Questions About Facebook And Data Portability

April 21, 2010 | 4 Minute Read

Something that is usually on my mind, either in the forefront or the back of it, is data portability. I like “owning” the data that I create, whether it’s from a tweet or a Facebook status message, or even more mundane like the bit of knowledge via a scrobble that I listened to Dexter Gordon’s Wave at 3:27am on August 16, 2007 (I’m thinking this is in GMT?). The point is that data that I create is my property. I would go as far as to say that the online interactions I have, like friends’ activity that I comment on and interact with, is also my property. For example, a friend’s status message that I reply to and that ends up being a long thread.

Some services make gathering my data easy. Twitter has a dead simple API and so does I’ve been toying around with gathering location data from Twitter, embedded in photos I take on my phone, and other sources. One website that still confuses me a bit with regards to their policies is Facebook.

About two years ago, there was a semi-large fuss made over Facebook joining a Data Portability organization. Apparently it was sort of a me-too move to copy MySpace. Since then, there’s been a Stream API created and you can actually grab stuff from your “activity stream” from Facebook.

The thing is, the rules are super vague and contradict each other. For example, the Statement of Rights and Responsibilities states that

You own all of the content and information you post on Facebook, and you can control how it is shared through your privacy and application settings.

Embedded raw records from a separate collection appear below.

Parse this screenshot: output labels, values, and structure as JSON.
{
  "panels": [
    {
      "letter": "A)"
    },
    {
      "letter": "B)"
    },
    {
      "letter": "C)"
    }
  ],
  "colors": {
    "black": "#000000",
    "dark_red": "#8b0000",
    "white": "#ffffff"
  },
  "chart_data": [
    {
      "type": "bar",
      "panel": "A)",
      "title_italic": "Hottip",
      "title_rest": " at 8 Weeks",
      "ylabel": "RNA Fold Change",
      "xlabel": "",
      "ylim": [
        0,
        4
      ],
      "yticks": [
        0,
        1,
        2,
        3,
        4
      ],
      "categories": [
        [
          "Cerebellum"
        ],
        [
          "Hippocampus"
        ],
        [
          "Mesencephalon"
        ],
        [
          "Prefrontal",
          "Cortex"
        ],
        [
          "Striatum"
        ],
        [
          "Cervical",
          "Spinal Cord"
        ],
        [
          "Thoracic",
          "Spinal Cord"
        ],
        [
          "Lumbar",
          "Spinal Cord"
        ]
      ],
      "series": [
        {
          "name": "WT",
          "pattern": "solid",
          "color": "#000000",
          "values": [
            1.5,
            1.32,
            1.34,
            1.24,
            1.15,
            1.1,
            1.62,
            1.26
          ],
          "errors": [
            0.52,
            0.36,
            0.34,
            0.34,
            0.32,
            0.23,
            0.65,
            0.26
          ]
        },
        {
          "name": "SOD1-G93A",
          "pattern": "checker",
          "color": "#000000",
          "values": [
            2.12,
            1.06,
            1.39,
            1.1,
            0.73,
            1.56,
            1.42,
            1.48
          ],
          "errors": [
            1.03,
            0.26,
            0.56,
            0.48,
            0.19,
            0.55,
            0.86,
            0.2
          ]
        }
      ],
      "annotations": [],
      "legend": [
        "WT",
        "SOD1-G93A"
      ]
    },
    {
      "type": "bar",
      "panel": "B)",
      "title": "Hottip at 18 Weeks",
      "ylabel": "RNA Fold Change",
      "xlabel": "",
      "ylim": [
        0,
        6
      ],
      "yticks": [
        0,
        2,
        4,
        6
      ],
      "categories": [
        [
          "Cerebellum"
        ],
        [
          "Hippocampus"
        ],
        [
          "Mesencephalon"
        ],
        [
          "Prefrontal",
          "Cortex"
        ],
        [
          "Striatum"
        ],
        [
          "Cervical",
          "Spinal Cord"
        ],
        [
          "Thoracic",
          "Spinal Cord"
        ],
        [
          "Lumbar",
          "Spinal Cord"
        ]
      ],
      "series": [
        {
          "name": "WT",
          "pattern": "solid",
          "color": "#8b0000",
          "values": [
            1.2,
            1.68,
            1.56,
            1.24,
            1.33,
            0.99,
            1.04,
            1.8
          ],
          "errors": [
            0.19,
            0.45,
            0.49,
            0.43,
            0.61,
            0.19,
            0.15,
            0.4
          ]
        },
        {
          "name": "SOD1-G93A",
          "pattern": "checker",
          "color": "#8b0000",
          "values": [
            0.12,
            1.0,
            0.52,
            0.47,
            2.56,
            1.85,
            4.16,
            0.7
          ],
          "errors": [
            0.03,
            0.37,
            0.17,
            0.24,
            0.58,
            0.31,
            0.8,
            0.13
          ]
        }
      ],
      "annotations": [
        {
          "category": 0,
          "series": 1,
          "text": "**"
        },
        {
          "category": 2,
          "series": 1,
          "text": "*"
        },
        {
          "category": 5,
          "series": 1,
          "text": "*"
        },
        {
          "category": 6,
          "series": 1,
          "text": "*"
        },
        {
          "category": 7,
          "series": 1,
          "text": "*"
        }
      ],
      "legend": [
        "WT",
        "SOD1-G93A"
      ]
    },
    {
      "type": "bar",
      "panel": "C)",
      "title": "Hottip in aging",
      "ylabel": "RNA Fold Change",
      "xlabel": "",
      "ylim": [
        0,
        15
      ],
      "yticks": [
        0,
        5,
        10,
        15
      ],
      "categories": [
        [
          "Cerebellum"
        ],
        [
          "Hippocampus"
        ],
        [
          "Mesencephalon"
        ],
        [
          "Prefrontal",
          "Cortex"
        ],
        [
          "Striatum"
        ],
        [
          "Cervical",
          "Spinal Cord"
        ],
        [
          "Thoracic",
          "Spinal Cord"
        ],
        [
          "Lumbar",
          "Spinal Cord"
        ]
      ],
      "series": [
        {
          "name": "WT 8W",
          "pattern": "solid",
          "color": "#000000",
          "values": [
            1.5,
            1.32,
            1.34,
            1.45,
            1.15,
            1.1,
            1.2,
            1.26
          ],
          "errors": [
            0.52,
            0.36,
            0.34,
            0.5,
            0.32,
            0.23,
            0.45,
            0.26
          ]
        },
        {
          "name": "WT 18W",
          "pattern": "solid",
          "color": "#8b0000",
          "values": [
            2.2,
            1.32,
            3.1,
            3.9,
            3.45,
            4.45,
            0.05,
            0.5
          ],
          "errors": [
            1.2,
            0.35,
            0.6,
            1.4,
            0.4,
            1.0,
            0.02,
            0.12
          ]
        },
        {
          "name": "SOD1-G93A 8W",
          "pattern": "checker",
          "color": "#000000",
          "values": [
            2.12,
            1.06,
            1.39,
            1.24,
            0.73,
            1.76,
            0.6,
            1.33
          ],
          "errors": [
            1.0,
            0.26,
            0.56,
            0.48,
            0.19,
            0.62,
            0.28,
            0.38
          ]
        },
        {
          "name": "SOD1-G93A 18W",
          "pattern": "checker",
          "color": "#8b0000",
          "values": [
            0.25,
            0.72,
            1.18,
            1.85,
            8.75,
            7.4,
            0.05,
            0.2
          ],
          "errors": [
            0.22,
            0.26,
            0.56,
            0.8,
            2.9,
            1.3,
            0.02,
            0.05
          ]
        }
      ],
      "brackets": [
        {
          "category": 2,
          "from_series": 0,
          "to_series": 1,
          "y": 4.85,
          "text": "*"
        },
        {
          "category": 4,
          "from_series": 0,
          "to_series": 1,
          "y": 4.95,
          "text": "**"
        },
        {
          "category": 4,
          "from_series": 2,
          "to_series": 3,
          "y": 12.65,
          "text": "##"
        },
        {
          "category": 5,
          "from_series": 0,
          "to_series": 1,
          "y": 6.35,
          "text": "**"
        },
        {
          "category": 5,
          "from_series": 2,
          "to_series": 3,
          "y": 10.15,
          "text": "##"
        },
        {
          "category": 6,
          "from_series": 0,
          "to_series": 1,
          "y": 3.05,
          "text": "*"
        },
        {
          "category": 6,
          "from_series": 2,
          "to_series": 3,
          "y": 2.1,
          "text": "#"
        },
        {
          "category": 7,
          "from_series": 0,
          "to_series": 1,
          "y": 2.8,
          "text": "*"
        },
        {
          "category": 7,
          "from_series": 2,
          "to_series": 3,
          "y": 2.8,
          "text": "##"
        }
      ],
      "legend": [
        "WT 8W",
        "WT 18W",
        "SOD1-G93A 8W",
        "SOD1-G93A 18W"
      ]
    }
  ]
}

This makes it seem like I have the right to collect that content and information that I create, since I “own” it and have control over it. Yet the Developer Policy states:

  • Storing and Using Data You Receive From Us
    1. You must not store or cache any data you receive from us for more than 24 hours unless doing so is permitted by the offline exception, or that data is explicitly designated as Storable Data.
    2. You must not give data you receive from us to any third party, including ad networks.
    3. You must not use user data you receive from us or collect through running an ad, including information you derive from your targeting criteria, for any purpose off of Facebook, without user consent.
    4. Unless authorized by us, your ads must not display user data – such as users’ names or profile photos – whether that data was obtained from us or otherwise.
    5. You cannot convert user data you receive from us into Independent Data (e.g., by pre-filling user information with data obtained from the API and then asking the user to save the data).
    6. Before making use of user data that may be protected by intellectual property rights (e.g., photos, videos), you must obtain permission from those who provided that data to us.
    7. You must not give your secret key to another party, unless that party is an agent acting on your behalf as an operator of your application, but you must never give your secret key to an ad network. You are responsible for all activities that occur under your account identifiers.

This basically says that I have to delete any information gathered within 24 hours. Facebook is making the assumption here that users are not developers and vice versa. I’m not interested in gathering other users’ data; I just want my own. And yet here are two conflicting statements.

I’ve already used the Facebook Stream API in the past to collect my data. While the policy states this is not allowed, it’s basically unenforceable. What bothers me a bit is that it is against policy for me gather my own data using Facebook APIs. Twitter allows this, and even goes a step beyond by suggesting that developers cache data to improve performance. To their credit, Google has a “Data Liberation Front” whose purpose is to keep an eye on products and keep data import/export for users as a priority.

I see data portability as a big issue while considering the natural lifecycle of a social networking website. As I use Facebook less and less, I still want to have a connection with those who are on it, and I want to maintain a record of what happened. I hate to think that while I “own” this data, I have no right to access it, especially if I decide to leave the service.

I started writing this post before realizing that Facebook’s annual f8 conference is actually going on today! I guess I can look towards today’s news to see if anything has been announced re: data portability.

EDIT: Well that was fast! I guess they removed the 24 hour limit thing during the keynote today. What this means directly to data portability is still up in the air, though.